Content bots are the main entities to provide intelligence. They study your content to learn a specific use case. When they feel confident, they will start to make suggestions and work on content creation.
They can understand:
- text: documents, word, PDF's, ...
- images: any format.
- discrete data points: vocabularies, classes, references, ...
Learning By Example
These bots learn by studying the content, by looking at examples of their use case. If a bot is trying to predict what products exist in a picture, it will focus on pictures that already have that information and understand the patterns and how to identify products.
Always Evolving
Even after they are trained, as the predict and users confirm, they will have more examples to work with. This allows them to retrain and be more confident about their predictions.
Combining Sources
The Content Bots can look into several different sources to make their predictions. This allows us to experiment and see what better combinations can achieve the best performance. On the example above, if instead of having only the picture to study from, the bot had also the picture brand, it would allow it to make better predictions on the products on the picture. This is possible due to the intrinsic content's structure.
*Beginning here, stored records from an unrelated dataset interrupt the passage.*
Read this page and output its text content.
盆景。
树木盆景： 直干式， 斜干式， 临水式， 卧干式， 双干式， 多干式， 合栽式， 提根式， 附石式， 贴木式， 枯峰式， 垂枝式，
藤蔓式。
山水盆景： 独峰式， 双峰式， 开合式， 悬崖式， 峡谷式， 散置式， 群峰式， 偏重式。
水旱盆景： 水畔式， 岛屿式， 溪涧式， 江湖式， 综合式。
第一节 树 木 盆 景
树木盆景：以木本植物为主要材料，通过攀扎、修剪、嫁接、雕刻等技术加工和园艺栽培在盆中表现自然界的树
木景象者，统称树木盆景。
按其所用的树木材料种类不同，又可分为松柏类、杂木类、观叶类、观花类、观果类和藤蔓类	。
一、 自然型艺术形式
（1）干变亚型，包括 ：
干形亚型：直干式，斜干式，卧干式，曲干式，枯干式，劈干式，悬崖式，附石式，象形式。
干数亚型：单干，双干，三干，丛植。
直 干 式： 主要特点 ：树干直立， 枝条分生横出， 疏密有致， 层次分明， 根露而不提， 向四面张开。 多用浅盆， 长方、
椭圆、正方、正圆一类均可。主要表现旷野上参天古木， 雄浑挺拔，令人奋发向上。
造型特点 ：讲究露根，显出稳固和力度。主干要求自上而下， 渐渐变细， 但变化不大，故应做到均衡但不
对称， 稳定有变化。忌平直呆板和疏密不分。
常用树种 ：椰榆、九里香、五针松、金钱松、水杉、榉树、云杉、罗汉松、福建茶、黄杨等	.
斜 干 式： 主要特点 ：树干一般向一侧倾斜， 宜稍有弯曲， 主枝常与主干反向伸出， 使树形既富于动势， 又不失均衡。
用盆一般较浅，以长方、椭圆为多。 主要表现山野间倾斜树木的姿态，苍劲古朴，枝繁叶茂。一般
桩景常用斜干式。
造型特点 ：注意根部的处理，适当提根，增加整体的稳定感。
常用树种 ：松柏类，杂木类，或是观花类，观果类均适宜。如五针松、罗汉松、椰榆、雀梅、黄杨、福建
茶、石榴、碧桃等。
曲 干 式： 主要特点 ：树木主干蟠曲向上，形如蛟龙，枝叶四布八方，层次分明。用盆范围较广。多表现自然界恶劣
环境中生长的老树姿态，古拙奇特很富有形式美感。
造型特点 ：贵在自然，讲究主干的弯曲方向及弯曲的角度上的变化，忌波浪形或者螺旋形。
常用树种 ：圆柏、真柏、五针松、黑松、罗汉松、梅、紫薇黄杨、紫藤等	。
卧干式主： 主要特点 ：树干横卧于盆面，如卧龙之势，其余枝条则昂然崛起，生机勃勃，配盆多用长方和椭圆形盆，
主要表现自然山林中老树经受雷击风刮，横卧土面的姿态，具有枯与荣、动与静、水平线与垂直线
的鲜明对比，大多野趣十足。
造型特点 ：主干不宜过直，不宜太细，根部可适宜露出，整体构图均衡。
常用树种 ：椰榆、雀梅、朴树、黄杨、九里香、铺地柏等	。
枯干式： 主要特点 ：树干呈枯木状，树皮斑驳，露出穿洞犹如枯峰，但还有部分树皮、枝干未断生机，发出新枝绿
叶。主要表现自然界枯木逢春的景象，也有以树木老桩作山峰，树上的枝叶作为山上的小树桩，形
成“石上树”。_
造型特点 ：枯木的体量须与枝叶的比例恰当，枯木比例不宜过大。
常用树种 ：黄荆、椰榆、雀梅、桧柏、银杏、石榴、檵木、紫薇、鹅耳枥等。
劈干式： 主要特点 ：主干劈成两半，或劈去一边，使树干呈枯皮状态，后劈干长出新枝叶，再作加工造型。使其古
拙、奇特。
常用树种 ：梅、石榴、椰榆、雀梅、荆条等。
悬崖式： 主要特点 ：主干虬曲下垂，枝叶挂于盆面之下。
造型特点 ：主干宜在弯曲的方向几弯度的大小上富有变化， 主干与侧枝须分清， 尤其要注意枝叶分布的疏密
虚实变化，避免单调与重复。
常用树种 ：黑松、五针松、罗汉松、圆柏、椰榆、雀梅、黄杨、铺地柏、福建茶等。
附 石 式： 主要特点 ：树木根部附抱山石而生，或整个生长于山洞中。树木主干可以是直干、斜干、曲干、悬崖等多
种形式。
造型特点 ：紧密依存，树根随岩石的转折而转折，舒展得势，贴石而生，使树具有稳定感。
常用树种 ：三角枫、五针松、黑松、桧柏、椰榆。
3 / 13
Another way having multiple inputs is useful is by having a specific bias to our content. Imagine your bot is predicting the urgency of emails. Most company departments have different organizations, contracts and context. It is normal that they will have very different notions of emergency. So having also the target department as input will allow the bot to adjust urgency according to each department.
Multiple Predictions
On the output side, content bots can take a content item and do several suggestions for different kinds of metadata. Imagine a report document, a specific content bot can read it and predict details like urgency, main topics and best assignee. This not only makes predictions more efficient as only a request is needed, but the content bot itself can look at patterns between the several outputs to improve its performance.
Deep Learning
Our content bots Machine Learning is provided by deep neural networks. It tries to mimic some aspects of human brains. Nowadays with the available computation levels, it is possible to use huge artificial neural networks and train them with large amounts of data.
Pre-trained
Even though we are build to scale and to allow big data to be trained, most use cases do not have a lot of examples to fuel on. This is why our content bots include pre-trained components that allow them to have a great baseline to understand natural language and vision. This transfer learning uses models train on millions of examples and uses that knowledge to very quickly understand other use cases. Doing so, we have seen cases of only needing 50 documents to comprehend a category.
Tailored architecture
Every use case will depend on different types of content to analyze and different data to predict. So, every content bot is automatically designed to have the best architecture and components to fulfill its purpose. You do not need to understand machine learning techniques to be sure that the best practices are applied for the best performance.
Tuned Learning
While training there are a lot of factors and ways the content bot can apply to the best performance. This depends on the content that it's trying to study. Normally, ML experts would see the results and manually tune these parameters until they've achieved the better result. Our content bots are provided with a tuned training, which we call optimization. They learn how to train and get us the best result without any human intervention.